Dallo studio dei felini, nuovi spunti per le malattie neurodegenerative come l’Alzheimer. Un cervello che invecchia come il nostro, ma più efficiente nel linguaggio
I gatti, notoriamente più indipendenti da noi rispetto ai cani, possiedano in realtà somiglianze sorprendenti con gli esseri umani, in particolare quando si parla di cervello e invecchiamento. Gli scienziati hanno infatti scoperto che l’evoluzione del cervello dei felini, invecchiando, segue traiettorie molto simili a quelle degli esseri umani, tanto da offrire nuove prospettive per comprendere malattie come l’Alzheimer.
Contrariamente a quanto i più credono, i gatti hanno anche una grande capacità di associare parole a immagini.
Una funzione che, pur sembrando tipicamente umana, è sorprendentemente rapida ed efficiente nei felini.
In uno studio recente, i gatti sono stati in grado di associare nuove parole a oggetti con una rapidità superiore a quella di un bambino: bastano appena 9 secondi di esposizione, contro i 20 necessari a un bimbo. Questo risultato non solo conferma l‘intelligenza dei gatti, ma li rende anche un modello ideale per studiare il declino cognitivo e l‘invecchiamento cerebrale, gettando luce su possibili analogie con i processi neurodegenerativi umani.
Declino cognitivo: meglio studiare i gatti
Gli ultimi risultati del progetto “Traslating time” presentati alla Lake conference on comparative and evolutionary neurobiology di Seattle e rilanciati dalla rivista “Nature” hanno rilevato che i topi, generalmente utilizzati per la ricerca, risultano in realtà inadeguati per comprendere alcuni aspetti dell’invecchiamento umano.
I loro cervelli sono molto diversi dai nostri e non sviluppano i classici tratti distintivi del morbo di Alzheimer. I cambiamenti del cervello dei gatti legati all‘invecchiamento, invece, sono molto più simili a quelli riscontrati negli esseri umani, per esempio evidenziando l’emersione di segni di atrofia.
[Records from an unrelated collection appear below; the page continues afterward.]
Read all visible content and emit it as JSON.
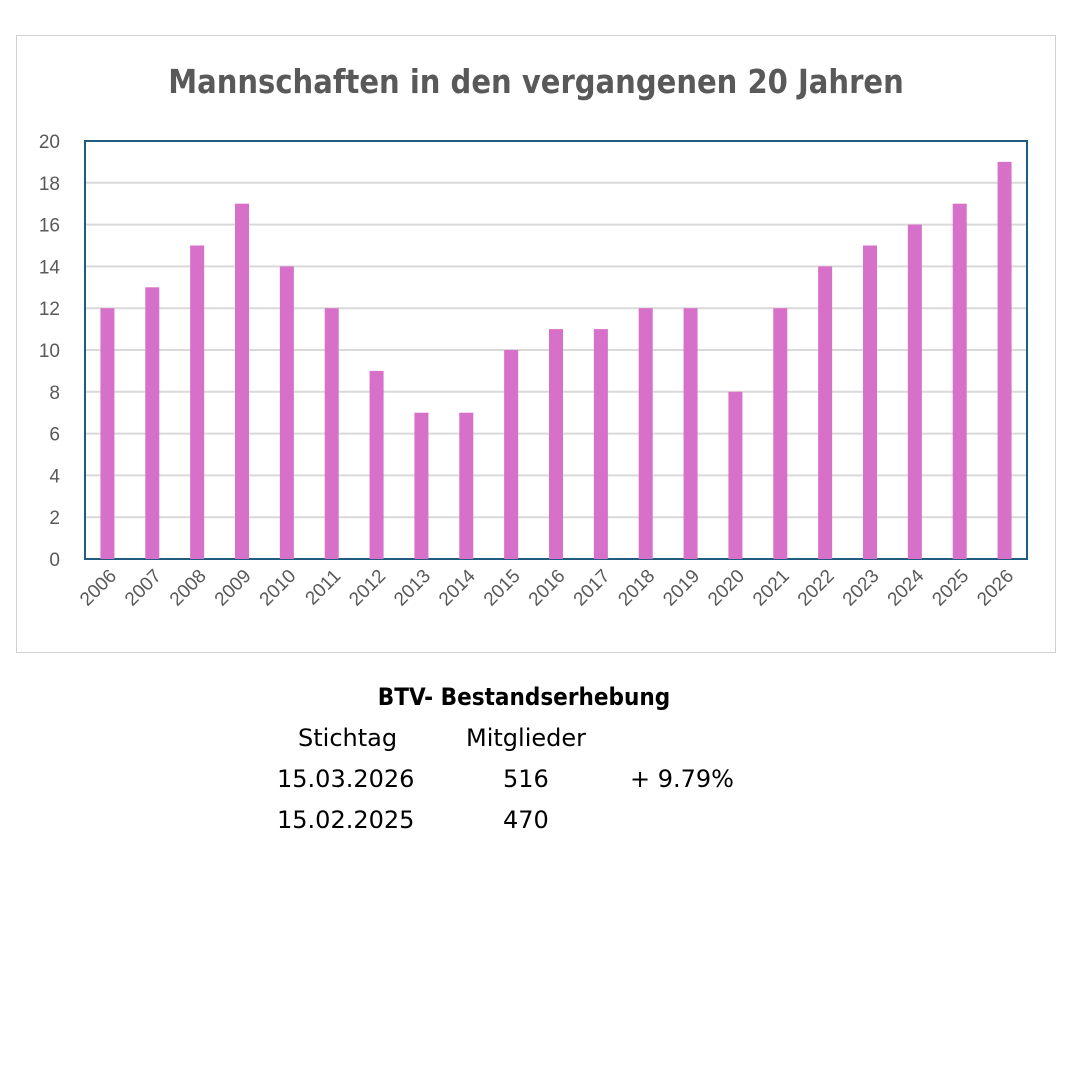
{
  "chart_data": {
    "type": "bar",
    "title": "Mannschaften in den vergangenen 20  Jahren",
    "categories": [
      "2006",
      "2007",
      "2008",
      "2009",
      "2010",
      "2011",
      "2012",
      "2013",
      "2014",
      "2015",
      "2016",
      "2017",
      "2018",
      "2019",
      "2020",
      "2021",
      "2022",
      "2023",
      "2024",
      "2025",
      "2026"
    ],
    "values": [
      12,
      13,
      15,
      17,
      14,
      12,
      9,
      7,
      7,
      10,
      11,
      11,
      12,
      12,
      8,
      12,
      14,
      15,
      16,
      17,
      19
    ],
    "ylim": [
      0,
      20
    ],
    "yticks": [
      0,
      2,
      4,
      6,
      8,
      10,
      12,
      14,
      16,
      18,
      20
    ],
    "xlabel": "",
    "ylabel": "",
    "grid": true,
    "bar_color": "#d670c8",
    "axis_color": "#1f5c80"
  },
  "stats": {
    "title": "BTV- Bestandserhebung",
    "headers": [
      "Stichtag",
      "Mitglieder"
    ],
    "rows": [
      {
        "date": "15.03.2026",
        "members": "516",
        "change": "+ 9.79%"
      },
      {
        "date": "15.02.2025",
        "members": "470",
        "change": ""
      }
    ]
  }
}
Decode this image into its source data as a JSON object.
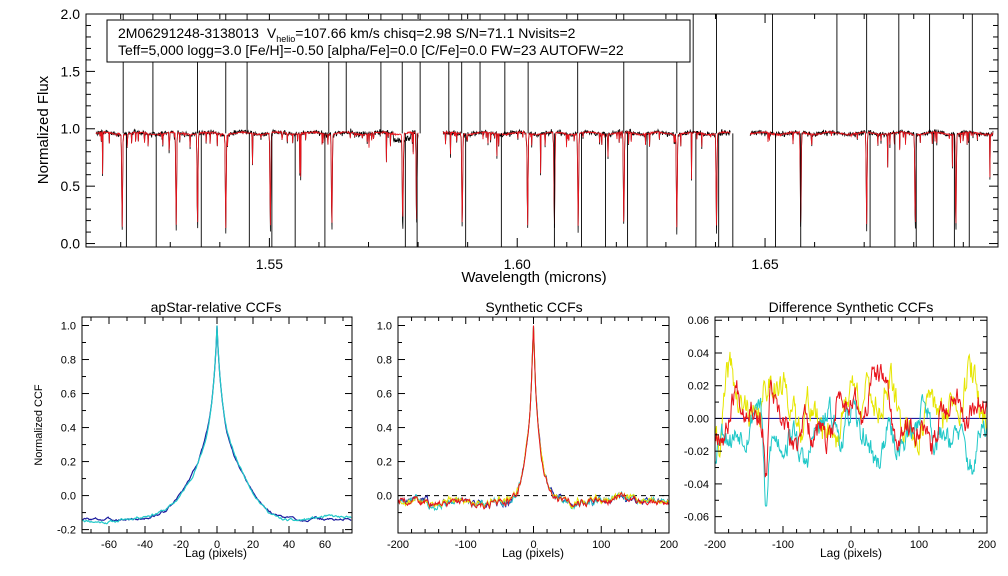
{
  "chart_data": [
    {
      "type": "line",
      "panel": "spectrum",
      "info_line1": {
        "star": "2M06291248-3138013",
        "v_label": "V",
        "v_sub": "helio",
        "v_value": "=107.66 km/s  chisq=2.98  S/N=71.1  Nvisits=2"
      },
      "info_line2": "Teff=5,000 logg=3.0 [Fe/H]=-0.50 [alpha/Fe]=0.0 [C/Fe]=0.0 FW=23 AUTOFW=22",
      "xlabel": "Wavelength (microns)",
      "ylabel": "Normalized Flux",
      "xlim": [
        1.513,
        1.697
      ],
      "ylim": [
        -0.03,
        2.0
      ],
      "x_ticks": [
        "1.55",
        "1.60",
        "1.65"
      ],
      "y_ticks": [
        "0.0",
        "0.5",
        "1.0",
        "1.5",
        "2.0"
      ],
      "chips": [
        [
          1.515,
          1.58
        ],
        [
          1.585,
          1.643
        ],
        [
          1.647,
          1.696
        ]
      ],
      "continuum": 0.96,
      "series": [
        {
          "name": "observed",
          "color": "#000000"
        },
        {
          "name": "synthetic model",
          "color": "#e8141c"
        }
      ],
      "bad_pixel_spikes": [
        1.5205,
        1.5265,
        1.5355,
        1.5412,
        1.5455,
        1.5505,
        1.5552,
        1.5612,
        1.5655,
        1.5725,
        1.5768,
        1.5798,
        1.5862,
        1.5888,
        1.5925,
        1.5968,
        1.6022,
        1.6075,
        1.6122,
        1.6178,
        1.6215,
        1.6262,
        1.6322,
        1.6355,
        1.6402,
        1.6435,
        1.6515,
        1.6572,
        1.6645,
        1.6705,
        1.6762,
        1.6805,
        1.6832,
        1.6882,
        1.6912
      ],
      "deep_lines": [
        1.5203,
        1.5312,
        1.5355,
        1.5412,
        1.5502,
        1.5626,
        1.5769,
        1.5797,
        1.5889,
        1.6021,
        1.6075,
        1.6123,
        1.6215,
        1.6322,
        1.6402,
        1.6572,
        1.6705,
        1.6803,
        1.6885
      ]
    },
    {
      "type": "line",
      "panel": "apstar_ccf",
      "title": "apStar-relative CCFs",
      "xlabel": "Lag (pixels)",
      "ylabel": "Normalized CCF",
      "xlim": [
        -75,
        75
      ],
      "ylim": [
        -0.22,
        1.05
      ],
      "x_ticks": [
        "-60",
        "-40",
        "-20",
        "0",
        "20",
        "40",
        "60"
      ],
      "y_ticks": [
        "-0.2",
        "0.0",
        "0.2",
        "0.4",
        "0.6",
        "0.8",
        "1.0"
      ],
      "peak": {
        "lag": 0,
        "ccf": 1.0
      },
      "series": [
        {
          "name": "visit 1",
          "color": "#1b1b9e"
        },
        {
          "name": "visit 2",
          "color": "#20c8c8"
        }
      ]
    },
    {
      "type": "line",
      "panel": "synthetic_ccf",
      "title": "Synthetic CCFs",
      "xlabel": "Lag (pixels)",
      "ylabel": "",
      "xlim": [
        -200,
        200
      ],
      "ylim": [
        -0.22,
        1.05
      ],
      "x_ticks": [
        "-200",
        "-100",
        "0",
        "100",
        "200"
      ],
      "y_ticks": [
        "0.0",
        "0.2",
        "0.4",
        "0.6",
        "0.8",
        "1.0"
      ],
      "zero_line": "dashed",
      "peak": {
        "lag": 0,
        "ccf": 1.0
      },
      "series": [
        {
          "name": "ccf a",
          "color": "#1b1b9e"
        },
        {
          "name": "ccf b",
          "color": "#20c8c8"
        },
        {
          "name": "ccf c",
          "color": "#e6e600"
        },
        {
          "name": "ccf d",
          "color": "#e8141c"
        }
      ]
    },
    {
      "type": "line",
      "panel": "difference_ccf",
      "title": "Difference Synthetic CCFs",
      "xlabel": "Lag (pixels)",
      "ylabel": "",
      "xlim": [
        -200,
        200
      ],
      "ylim": [
        -0.07,
        0.062
      ],
      "x_ticks": [
        "-200",
        "-100",
        "0",
        "100",
        "200"
      ],
      "y_ticks": [
        "-0.06",
        "-0.04",
        "-0.02",
        "0.00",
        "0.02",
        "0.04",
        "0.06"
      ],
      "minimum": {
        "lag": -125,
        "value": -0.062
      },
      "series": [
        {
          "name": "reference",
          "color": "#1b1b9e",
          "values": [
            0,
            0
          ]
        },
        {
          "name": "yellow",
          "color": "#e6e600"
        },
        {
          "name": "cyan",
          "color": "#20c8c8"
        },
        {
          "name": "red",
          "color": "#e8141c"
        }
      ]
    }
  ]
}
I gatti: modello ideale per studiare l’invecchiamento cerebrale
Da qui è dunque partito il “Catage Project”, che ha portato a raccogliere cartelle cliniche e risultati delle analisi del sangue di migliaia di felini, una cinquantina dei quali sono stati sottoposti a scansioni cerebrali.
A 15 anni, che corrispondono a 80 di un uomo, i ricercatori hanno dunque notato che i gatti iniziano a sperimentare un declino cognitivo, con cambiamenti nel volume cerebrale che corrispondono a quelli di un uomo anziano. Già alcuni lavori precedenti avevano del resto dimostrato che i gatti possono accumulare placche e grovigli di proteine anomali come nell’Alzheimer umano.
L’efficienza dei gatti nell’imparare le parole
Se in età avanzata il cervello dei gatti può essere paragonato a quello dell’uomo, in età adulta risulta invece più efficace rispetto a quello di un bambino in un’attività ritenuta al contrario tipicamente umana, al massimo canina, come la formazione di associazioni tra parole e oggetti tipica della comunicazione verbale.
Lo evidenzia uno studio pubblicato su Scientific Reports e basato su test ai quali è stato sottoposto un campione di 31 gatti.
Felini al pc, attenti alle parole
Posti davanti a un computer, sono state proposte loro 2 animazioni diverse, ognuna delle quali associata a una diversa parola inventata pronunciata dal padrone.
In un secondo tempo, le stesse immagini sono state riproposte, ma nella metà dei casi cambiando la parola che le accompagnava.
Una situazione che ha suscitato perplessità negli animali, che si sono soffermati stupiti a guardare lo schermo più a lungo nelle situazioni in cui è avvenuto il cambiamento, fissandolo in alcuni casi con le pupille dilatate, a conferma della massima attenzione.
Non è stata, così, solo confermata la loro capacità di associare parole e immagini, ma è stato riscontrato che questa avviene già dopo soli 9” di ripetizione contro i 20” necessari a un bambino.